One of Kobo’s other side-lit ebook readers, the Kobo Glo HD, is more expensive than the Kindle Paperwhite and lacks the waterproofing of the Nook GlowLight Plus. It also has jarring page refreshes every six pages, which most current-generation readers don’t.
Announced in August 2016, the Kobo Aura competes more directly with the Kindle Paperwhite, at the same price. It has a more standard 6-inch screen and single-color front light. Surprisingly, its screen is only 212 ppi, a lower resolution than what you get from any comparable model. Such a low resolution at this price, without any special features, disqualifies this reader from our consideration.

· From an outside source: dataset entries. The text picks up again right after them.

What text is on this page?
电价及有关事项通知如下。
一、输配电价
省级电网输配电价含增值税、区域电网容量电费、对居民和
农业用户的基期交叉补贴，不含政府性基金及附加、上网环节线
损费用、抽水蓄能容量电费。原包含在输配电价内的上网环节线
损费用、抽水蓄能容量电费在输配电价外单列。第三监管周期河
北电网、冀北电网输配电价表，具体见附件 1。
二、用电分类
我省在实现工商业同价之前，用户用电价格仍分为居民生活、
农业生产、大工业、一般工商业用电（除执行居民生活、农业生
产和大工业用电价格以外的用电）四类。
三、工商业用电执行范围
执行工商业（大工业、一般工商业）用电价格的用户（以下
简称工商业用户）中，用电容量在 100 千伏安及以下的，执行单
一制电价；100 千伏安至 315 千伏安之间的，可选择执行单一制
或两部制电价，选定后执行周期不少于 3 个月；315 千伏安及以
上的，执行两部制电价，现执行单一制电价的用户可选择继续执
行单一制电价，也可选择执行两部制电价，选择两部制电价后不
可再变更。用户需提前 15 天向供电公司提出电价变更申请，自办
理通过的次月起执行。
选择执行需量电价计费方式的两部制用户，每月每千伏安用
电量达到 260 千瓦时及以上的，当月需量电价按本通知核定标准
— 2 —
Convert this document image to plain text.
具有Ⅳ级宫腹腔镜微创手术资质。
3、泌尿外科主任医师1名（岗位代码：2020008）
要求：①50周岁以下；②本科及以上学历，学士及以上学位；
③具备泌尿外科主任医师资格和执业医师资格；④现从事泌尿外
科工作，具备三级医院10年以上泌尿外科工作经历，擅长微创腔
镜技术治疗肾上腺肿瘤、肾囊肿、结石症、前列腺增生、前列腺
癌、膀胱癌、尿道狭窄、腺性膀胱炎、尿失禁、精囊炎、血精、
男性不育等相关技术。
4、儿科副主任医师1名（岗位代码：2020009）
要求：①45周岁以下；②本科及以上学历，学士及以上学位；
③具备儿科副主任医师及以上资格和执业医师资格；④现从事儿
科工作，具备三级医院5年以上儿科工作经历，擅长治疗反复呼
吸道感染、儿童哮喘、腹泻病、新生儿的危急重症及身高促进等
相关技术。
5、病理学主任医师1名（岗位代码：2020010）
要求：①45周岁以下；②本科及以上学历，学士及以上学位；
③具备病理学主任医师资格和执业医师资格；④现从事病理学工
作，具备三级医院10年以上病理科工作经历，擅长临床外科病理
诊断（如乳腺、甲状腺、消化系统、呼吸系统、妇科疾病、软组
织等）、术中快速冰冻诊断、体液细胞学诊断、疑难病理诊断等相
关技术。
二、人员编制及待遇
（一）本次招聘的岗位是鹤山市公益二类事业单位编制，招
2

Kobo also shipped its new high-end reader, the Kobo Aura One, in August. Selling for about twice the price of Amazon’s Kindle Paperwhite, the Aura One offers a number of premium features, but it has some drawbacks. The 7.8-inch display gives it the largest screen among readers from the three major players. That also makes it heavier than most of the competition, at 230 grams, but it’s still a few grams lighter than the Kobo Aura H20—it feels surprisingly light given its screen size, and it’s much thinner than we expected. Its lighting system color-shifts to reduce blue light, which some people say makes falling asleep easier. The reader is also IPX8 waterproof, meaning it can survive up to 60 minutes in 2 meters of water. The Aura One has built-in OverDrive, allowing you to access and rent books directly from your local public library, and 8 GB of storage instead of the standard 4 GB.
The value of the Kobo Aura One’s larger screen is debatable. Some people will benefit from being able to use larger text and to see more on the screen, but we think it would be a drawback for many others, because the Aura One’s size makes it harder to carry around, and it won’t fit into a pocket, whereas 6-inch readers can. As with the Kobo Glo HD, we disliked the page-refresh animation that happens every six pages, and we found images to be more pixelated than on other readers.
We didn’t consider Amazon’s basic Kindle from 2014 (including the Kindle for Kids Bundle) or the Kobo Touch 2.0 as competitors because they don’t have lit screens, and because they have far lower screen resolutions of 119 ppi and 115 ppi, respectively. The Kobo Aura does have a lit screen, but it’s only 212 ppi.
In late June 2016, Amazon announced a new version of its entry-level Kindle. The updated model is 9 mm shorter, 4 mm narrower, about 1 mm thinner, and 30 grams lighter than the previous version. It’s also the first non-Fire Kindle to support Bluetooth audio, specifically for accessibility via a screen reader feature called VoiceView. (The Paperwhite has VoiceView but requires a special Kindle Audio Adapter for using wired headphones.) The screen resolution remains the same and is about half as sharp as the 300-ppi Kindle Paperwhite, Voyage, and Oasis; the display also still lacks illumination, so it doesn’t really compete for our recommendation. Amazon doubled the amount of RAM from 256 MB to 512 MB, which should mean faster navigation, while storage remains at 4 GB, still plenty of space for storing ebooks. The new Kindle comes in both black and white, marking the first time since 2012 that Amazon has offered a white Kindle.